2. Ma sì ti tacqui sopra gli altri luoghi, sopra gli altri carnai della salvezza, perché più mi cocessi nel mio petto, perché più mi grondassi e mi crosciassi nel mio profondo.
3. Quando la Patria segni nel suo numero invincibile il numero dei morti e il suo soffio moltiplichi con l’ansia degli insepolti, quale tra le schiere più disperate varrà mai quest’una che ancor si scaglia?
4. Quando nel giorno di giustizia, contro le nazioni immonde, i liberatori s’aduneranno a giudicare l’opra d’ognuno innanzi di partire e terra e mare, quali ossa avranno un tanto peso? qual misura di sangue sarà più colma?

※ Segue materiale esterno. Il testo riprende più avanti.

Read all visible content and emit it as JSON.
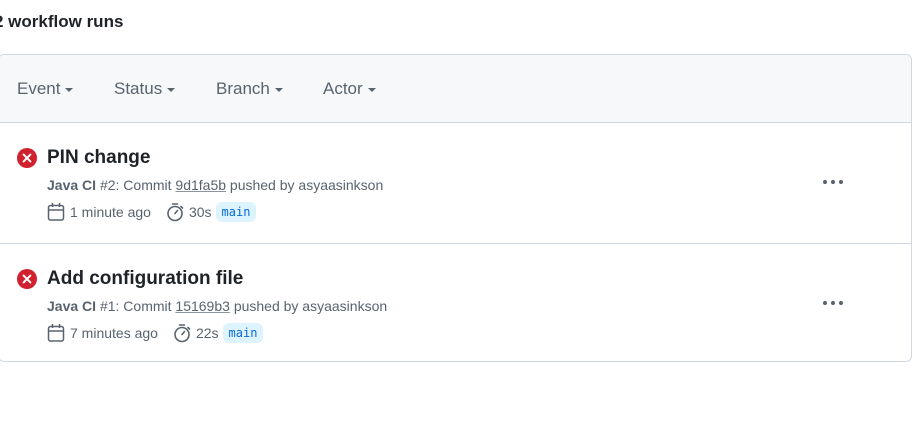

5. Quando sopra il tumulto e sopra il crollo, sopra i regni dirotti e sopra le stirpi sradicate, sopra i naufragi e sopra i salvamenti, apparirà di sùbito la Musa ineffabile, chi le parrà più bello?
6. «Ecco, dunque, le armi son cadute dai pugni esangui. Dinanzi alla bellezza riaccesa, ora conviene rassegnare i morti. Guarda questi, contemplali in silenzio, alta eroina.
7. Non altrimenti nella greca selva giacevano i giovinetti uccisi dalla fiera o dal dardo, prima di trasmutarsi in fiore o in astro. Si compiace pur sempre l’artefice divino in questa creta. Guarda, o Novella.»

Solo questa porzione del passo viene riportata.